This post is part of the 2023 C# Advent Calendar. Please check out the other great posts as well!
In this post, I explain what Named Entity Recognition (NER) is and how to leverage Azure AI to integrate NER into a .NET application using C# and the Azure SDK.
Named Entity Recognition, commonly abbreviated (NER), is the ability to extract entities from unstructured text. Entities include people, locations, organizations, dates, and more. These are referred to as entity types and different NER implementations support varying entity types. Some applied uses of NER include search engines and chatbots. It is a subtask of Natural Language Processing (NLP).
NLP is a field of computer science with the goal of processing and understanding human language. While the field can be traced back to the 1950s, recent advancements in NLP and AI have made the field more accessible than it has ever been before. This includes text classification, information, extraction, and question / answer systems to name a few. NER is a task of information extraction. The diagram below puts NER in context.
Azure AI Language
Azure AI Language is a cloud service that provides NLP features for analyzing text. This includes NER. There is a free tier available. Microsoft docs has a full overview of Azure Language.
Demo Application
I created a command line application to show Azure Language in action. The full source code is available on GitHub.

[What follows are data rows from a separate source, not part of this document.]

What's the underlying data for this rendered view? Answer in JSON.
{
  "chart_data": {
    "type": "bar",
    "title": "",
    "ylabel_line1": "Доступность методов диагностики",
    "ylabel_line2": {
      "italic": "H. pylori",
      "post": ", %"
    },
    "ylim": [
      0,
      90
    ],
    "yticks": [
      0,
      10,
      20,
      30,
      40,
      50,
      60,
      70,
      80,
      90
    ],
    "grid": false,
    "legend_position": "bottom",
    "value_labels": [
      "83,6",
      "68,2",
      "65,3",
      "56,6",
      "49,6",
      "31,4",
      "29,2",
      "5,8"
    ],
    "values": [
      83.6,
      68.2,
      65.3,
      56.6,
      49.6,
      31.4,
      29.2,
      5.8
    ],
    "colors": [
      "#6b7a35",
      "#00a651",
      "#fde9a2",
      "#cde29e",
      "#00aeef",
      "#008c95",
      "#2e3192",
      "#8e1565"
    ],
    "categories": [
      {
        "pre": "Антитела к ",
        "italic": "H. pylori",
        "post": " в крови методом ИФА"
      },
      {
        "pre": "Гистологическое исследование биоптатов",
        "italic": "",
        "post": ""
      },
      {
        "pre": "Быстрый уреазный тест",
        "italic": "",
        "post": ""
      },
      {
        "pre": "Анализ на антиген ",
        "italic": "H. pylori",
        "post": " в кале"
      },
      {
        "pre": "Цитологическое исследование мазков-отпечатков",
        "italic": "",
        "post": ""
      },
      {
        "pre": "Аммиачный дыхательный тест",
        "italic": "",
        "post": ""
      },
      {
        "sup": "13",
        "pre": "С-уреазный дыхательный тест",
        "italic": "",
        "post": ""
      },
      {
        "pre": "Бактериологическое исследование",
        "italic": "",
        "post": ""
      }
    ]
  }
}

The app has 2 actions available as command line arguments. The first is -i
followed by the text to extract entities from. The second is -f
followed by the path to a file. If -f
is used, the app will read the text from the file and extract the entities found in the file. This is good for longer text and the file must be a text file. The entities found are displayed to the user.
Here is an example using -i
.
.\AzLangExample.CLI.exe -i "Santa Clause visits on December 25th"
Type Text Score
Person Santa Clause 0.97
DateTime December 25th 1.00
The Code
Now that you have seen an example, lets see how it extracts the entities. The Azure Text Analytics SDK works like other Azure SDKs. First a TextAnalyticsClient
is instantiated with an endpoint and credentials. Then RecognizeEntitiesBatchAsync
is called and returns a collection named RecognizedEntitiesResultCollection
. This object is the result of the API call and contains a collection of CategorizedEntity
objects that have the properties displayed in the app as well as additional properties. The full documentation of this class is available here. Below is the complete method to get entities. There is a limit on the amount of text that can be sent in one request so it also breaks it up into chunks.
public async Task<List<Entity>> GetEntities(string content)
{
var credentials = new AzureKeyCredential(Settings.Instance.AzLanguageServicesKey);
var endpoint = new Uri(Settings.Instance.AzLanguageEndpoint);
var client = new TextAnalyticsClient(endpoint, credentials);
var contentParts = SplitStringByLength(content, 5000);
var response = await client.RecognizeEntitiesBatchAsync(contentParts);
var collection = response.Value;
var result = new List<Entity>();
foreach (var docResponse in response.Value)
{
foreach (var entity in docResponse.Entities)
{
result.Add(new Entity()
{
Text = entity.Text,
Type = entity.Category.ToString(),
Score = entity.ConfidenceScore,
Start = entity.Offset,
Length = entity.Length,
});
}
}
return result;
}
Config file
Credentials are required for accessing the language service. The repository contains a config file with placeholders for real credentials. Credentials can be added to this file and the file can be renamed to config.json
and then the sample app will work with any azure language service!
Conclusion
In conclusion, NER is a task of NLP, which is a big field with a lot of applications across many business domains. Cloud services have made NER more accessible than it has ever been. This post showed one example using the AI services available in Azure. There are other cloud and on-premises solutions as well.